Dozens of businesses are lined up outside the door of the Tsawwassen First Nation to pounce on the chance to do business with this government-in-waiting.

The planners are figuring out where to lay down sewer and water lines.

But that awaits the land-use plan, currently being drafted by the Tsawwassen people. It’s a key part of the band’s economic development and the centre of much of the controversy surrounding the proposed treaty.

MLA Michael Sather (Maple Ridge-Pitt Meadows) was suspended from the New Democratic Party caucus because he intends to break ranks and vote against the treaty.

He said yesterday he believes development of the farmlands, currently in the Agricultural Land Reserve, is a done deal.

“It’s some of the top farmland we have in B.C … a big piece of farmland being alienated,” he said.

Corky Evans, the New Democratic MLA for Nelson-Creston, was the agriculture minister in the 1990s who decided to retain that parcel of farmland for the settlement of treaties.

“I said I’m holding this land back because I believe in treaties,” he said. “I still do.
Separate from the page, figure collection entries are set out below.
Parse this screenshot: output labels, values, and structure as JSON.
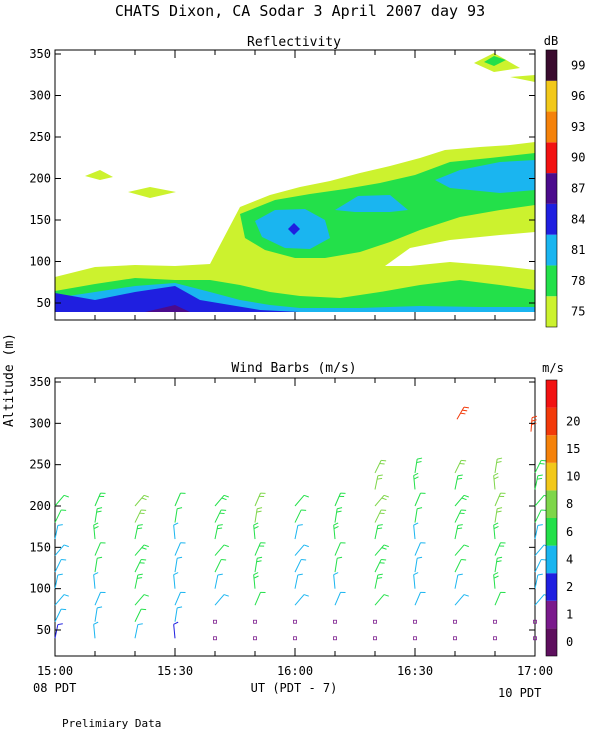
{
  "title": "CHATS Dixon, CA  Sodar   3 April 2007  day  93",
  "footer_note": "Prelimiary Data",
  "ylabel": "Altitude (m)",
  "xlabel": "UT  (PDT - 7)",
  "x_ticks": [
    "15:00",
    "15:30",
    "16:00",
    "16:30",
    "17:00"
  ],
  "x_left_note": "08 PDT",
  "x_right_note": "10 PDT",
  "chart_data": [
    {
      "type": "heatmap",
      "title": "Reflectivity",
      "ylim": [
        25,
        355
      ],
      "yticks": [
        50,
        100,
        150,
        200,
        250,
        300,
        350
      ],
      "colorbar_unit": "dB",
      "colorbar_levels": [
        75,
        78,
        81,
        84,
        87,
        90,
        93,
        96,
        99
      ],
      "colorbar_colors": [
        "#ccf22e",
        "#23e04a",
        "#1ab5f0",
        "#1f1fe0",
        "#4b0b8c",
        "#f21212",
        "#f5820a",
        "#f2c81a",
        "#3a0b2e"
      ],
      "summary": "Echo layer from ~40 m up to ~240 m; strongest returns (84–87 dB) near surface 15:00–15:40 and a core near 16:00 at ~140 m; isolated 75 dB patches near 200 m at 15:10–15:25 and 16:50–17:00 near 340 m"
    },
    {
      "type": "scatter",
      "title": "Wind Barbs (m/s)",
      "ylim": [
        25,
        355
      ],
      "yticks": [
        50,
        100,
        150,
        200,
        250,
        300,
        350
      ],
      "colorbar_unit": "m/s",
      "colorbar_ticks": [
        "0",
        "1",
        "2",
        "4",
        "6",
        "8",
        "10",
        "15",
        "20"
      ],
      "colorbar_colors": [
        "#5e0f5e",
        "#7a1a8c",
        "#1f1fe0",
        "#1ab5f0",
        "#23e04a",
        "#7ed64a",
        "#f2c81a",
        "#f5820a",
        "#f23a0a",
        "#f21212"
      ],
      "columns_time": [
        "15:00",
        "15:10",
        "15:20",
        "15:30",
        "15:40",
        "15:50",
        "16:00",
        "16:10",
        "16:20",
        "16:30",
        "16:40",
        "16:50",
        "17:00"
      ],
      "max_wind_note": "max ~20 m/s at 290–310 m near 16:40–17:00"
    }
  ]
}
But it was my expectation it would be in the Agricultural Land Reserve.”

Mr. Evans said the Tsawwassen should be free to develop it only if the Agricultural Land Commission agrees to release it. He has said he will abstain from the final vote on the treaty.

Ms. Baird said the attacks over the land issue are unfortunate.

“A lot of people expect us to fail, to make poor decisions,” she said. “I’ve often joked that I have a development model, ‘here’s the penitentiary, the casino and the high rises’… And then they’ll be happy with whatever we do.”

Ms. Baird was in Victoria yesterday to watch the opening of the treaty debate in the provincial legislature.

As the chief sat in the public gallery with her 10-month-old daughter Sophia sleeping on her chest, Aboriginal Affairs Minister Mike de Jong opened the debate, noting that the removal of farmland “causes some difficulty” for some MLAs.

“I believe the Tsawwassen community needs the same opportunity to develop as they fit, to create employment opportunities,” he said. “I believe they will do it responsibly.”

Carole James, the NDP Opposition Leader, told the House her caucus will vote for the treaty, even as she criticized the government for bringing the farmland into the equation.

“I believe a statesman would have found an honourable way to treat with first nations and protect the Agricultural Land Reserve; a partisan would play one off against another,” she said.

“A farsighted strategist would have worked to resolve this critical land-use dispute; a mere tactician would have gone for short-term political gain. And we all know what happened in this case.”

Ms. James also called on the government to replace “every square centimetre of land removed from the ALR” with alternate lands.

For the 372 members of the Tsawwassen band, the $120-million treaty, if ratified by the federal and provincial governments, includes cash, a share of the salmon fishery and 724 hectares of land.